The Baby Room
Title: The Baby Room
Rating: 4/5
Genre: Horror
Starring: Javier Gutiérrez, Leonor Watling
Director: Álex de la Iglesia
Language: Spanish
From a collection of Spanish films titled “6 films to keep you awake,” collating works originally made for TV on whatever budget the station would permit, I went into this one more than a little anxious as to what I would find. The promise of a traditional 'haunted house' film didn't help matters much either; a family of a loving husband, a devoted wife, and their 8 month old baby all trying to fight for their dream. Renovating an old mansion, it would appear as though their rags-to-riches tale would finally be coming to fruition but all is not as it seems in the house. During their first night they hear mysterious voices on the baby monitor, but find no trace of the source. Discarding the monitor as faulty he buys a new one with a built in camera to solve the problem, only to start seeing mysterious shapes through the monitor. With his wife never around to see the occurrences, she simply dismisses him as tired but his insistence gradually tears the family to breaking point, until he strives to rid the house of the entities that threaten his family once and for all.

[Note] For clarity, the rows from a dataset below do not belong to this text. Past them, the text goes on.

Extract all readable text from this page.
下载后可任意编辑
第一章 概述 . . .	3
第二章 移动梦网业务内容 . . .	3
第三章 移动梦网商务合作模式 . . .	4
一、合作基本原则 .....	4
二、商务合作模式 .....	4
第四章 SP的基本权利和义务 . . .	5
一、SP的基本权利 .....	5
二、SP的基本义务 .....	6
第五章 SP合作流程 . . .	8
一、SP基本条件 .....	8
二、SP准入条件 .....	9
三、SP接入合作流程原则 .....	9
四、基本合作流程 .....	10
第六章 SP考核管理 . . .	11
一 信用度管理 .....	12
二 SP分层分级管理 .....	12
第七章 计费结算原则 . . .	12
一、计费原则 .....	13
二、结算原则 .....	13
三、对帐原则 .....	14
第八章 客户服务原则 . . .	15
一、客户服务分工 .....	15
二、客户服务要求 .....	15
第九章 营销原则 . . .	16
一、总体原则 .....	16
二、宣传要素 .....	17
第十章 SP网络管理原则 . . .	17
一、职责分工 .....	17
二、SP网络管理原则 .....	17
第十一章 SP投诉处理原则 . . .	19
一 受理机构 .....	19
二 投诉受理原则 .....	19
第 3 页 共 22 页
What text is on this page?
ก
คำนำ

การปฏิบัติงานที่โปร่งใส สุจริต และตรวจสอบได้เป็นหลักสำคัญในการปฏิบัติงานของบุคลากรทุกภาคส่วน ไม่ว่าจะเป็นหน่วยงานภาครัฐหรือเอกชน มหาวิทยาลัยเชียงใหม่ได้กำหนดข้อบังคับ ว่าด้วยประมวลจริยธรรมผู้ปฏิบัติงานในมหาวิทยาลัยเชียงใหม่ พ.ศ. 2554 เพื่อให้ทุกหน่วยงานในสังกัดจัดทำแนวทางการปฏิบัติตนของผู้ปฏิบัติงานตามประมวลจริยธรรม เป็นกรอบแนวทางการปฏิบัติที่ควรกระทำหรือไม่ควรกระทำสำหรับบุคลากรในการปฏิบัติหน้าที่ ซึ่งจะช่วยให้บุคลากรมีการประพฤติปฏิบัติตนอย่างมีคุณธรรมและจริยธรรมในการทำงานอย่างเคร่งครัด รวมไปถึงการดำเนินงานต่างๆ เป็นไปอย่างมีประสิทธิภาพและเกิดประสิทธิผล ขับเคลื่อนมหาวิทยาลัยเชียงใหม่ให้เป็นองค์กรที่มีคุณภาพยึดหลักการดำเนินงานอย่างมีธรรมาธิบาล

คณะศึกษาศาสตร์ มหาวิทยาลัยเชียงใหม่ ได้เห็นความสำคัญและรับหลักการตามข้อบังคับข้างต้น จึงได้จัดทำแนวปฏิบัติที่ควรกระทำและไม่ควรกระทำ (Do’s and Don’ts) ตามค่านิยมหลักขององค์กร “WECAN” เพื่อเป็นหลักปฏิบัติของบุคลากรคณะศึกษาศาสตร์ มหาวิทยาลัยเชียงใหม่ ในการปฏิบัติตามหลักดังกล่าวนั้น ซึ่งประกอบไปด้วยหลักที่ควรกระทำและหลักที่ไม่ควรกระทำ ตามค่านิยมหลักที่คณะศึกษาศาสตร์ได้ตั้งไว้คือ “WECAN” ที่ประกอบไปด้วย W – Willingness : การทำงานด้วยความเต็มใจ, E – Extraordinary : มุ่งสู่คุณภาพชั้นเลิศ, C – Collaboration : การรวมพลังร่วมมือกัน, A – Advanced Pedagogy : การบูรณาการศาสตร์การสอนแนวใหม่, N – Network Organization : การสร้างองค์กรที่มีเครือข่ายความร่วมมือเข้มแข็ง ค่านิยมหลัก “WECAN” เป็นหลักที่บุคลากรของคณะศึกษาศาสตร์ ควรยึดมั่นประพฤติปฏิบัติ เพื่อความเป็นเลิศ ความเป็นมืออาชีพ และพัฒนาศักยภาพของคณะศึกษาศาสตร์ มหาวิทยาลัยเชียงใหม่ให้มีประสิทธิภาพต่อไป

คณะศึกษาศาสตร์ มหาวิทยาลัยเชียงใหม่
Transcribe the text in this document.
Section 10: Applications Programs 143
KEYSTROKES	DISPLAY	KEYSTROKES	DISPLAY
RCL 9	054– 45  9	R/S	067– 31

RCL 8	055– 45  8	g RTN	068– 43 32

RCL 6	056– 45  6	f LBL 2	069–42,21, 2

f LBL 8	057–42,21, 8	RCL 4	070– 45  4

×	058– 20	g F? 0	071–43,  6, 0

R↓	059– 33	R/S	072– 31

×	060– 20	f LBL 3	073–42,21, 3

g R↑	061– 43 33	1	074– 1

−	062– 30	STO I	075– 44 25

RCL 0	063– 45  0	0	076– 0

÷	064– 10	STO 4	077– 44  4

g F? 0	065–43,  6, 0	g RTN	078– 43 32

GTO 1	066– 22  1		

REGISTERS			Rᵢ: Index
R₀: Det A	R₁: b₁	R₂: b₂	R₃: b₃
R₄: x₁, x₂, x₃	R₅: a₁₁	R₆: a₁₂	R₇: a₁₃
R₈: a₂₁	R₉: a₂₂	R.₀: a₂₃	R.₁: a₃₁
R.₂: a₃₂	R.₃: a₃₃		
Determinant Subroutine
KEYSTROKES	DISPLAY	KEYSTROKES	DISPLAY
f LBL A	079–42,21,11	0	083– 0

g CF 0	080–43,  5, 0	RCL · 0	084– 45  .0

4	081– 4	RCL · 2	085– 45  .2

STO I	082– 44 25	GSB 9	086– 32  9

It's certainly built on a budget but don't mistake this for a cheap looking take on the psychological horror style; there's none of this 'string pulling' and 'stop-motion' malarkey that plagued the recently well received 'Paranormal Activity,' nor cliché suddenly ringing phones and doorbells that have been done to death and then been done a bit more for good measure. The premise is no more complex but the result is by comparison bone-chilling, which is something I rarely seem to be able to say about horror films these days. The use of radio static may seem fairly lacklustre at first, and when the use of baby monitors come into play it could all rapidly fall apart but instead these simple devices – through the use of camera tricks – manage to shoot for initial shock scares that soon all mount up to far more than a sum of the constituent parts.
And that's simply because it's intelligent in how it goes about things; the plot acting like a Alice in Wonderland's rabbit hole, forever getting deeper as the events steadily get put into context, and the slow build-up in tension of the main protagonists steadily deteriorating well being worthy of standing its own next to the likes of “The Shining,” except the denouement here doesn't fall victim to some cliché slasher story. It's all too believable; the characters react as you would expect them too, feeling like a genuine family that never behaves in a stereotypical manner, and as you gradually continue it captivates you in its grasp to the point that it all seems frighteningly plausible. By the time the finalé rolls around you understand what's going to happen but its difficult to predict the final result, as this film takes the notion into new territory that whilst not radically unique lends it a fresh feel.
There are no shortages of films that run on the haunted house theme that simply try to do too much; they over complicate things and as a result lose sight of the immense precision required in building up this tension, slowly and subtly piling on the atmosphere that it all too quickly falls apart. There are no major celebrities on show here, not even more funds than what a made-for-TV budget will allow – which if anyone has seen a SyFy film, can attest probably isn't much – and yet through its simplicity it remains one of the most effective examples of the story I can name. Only twice have I now dived into modern Spain's horror archives but both times I've come out with gold; in the wake of the supposed 'French horror revolution' and the rapidly rising reputation of Asian Horror, if the rest of their output is this good then perhaps soon it'll be the Spaniards turn to be in the spotlight.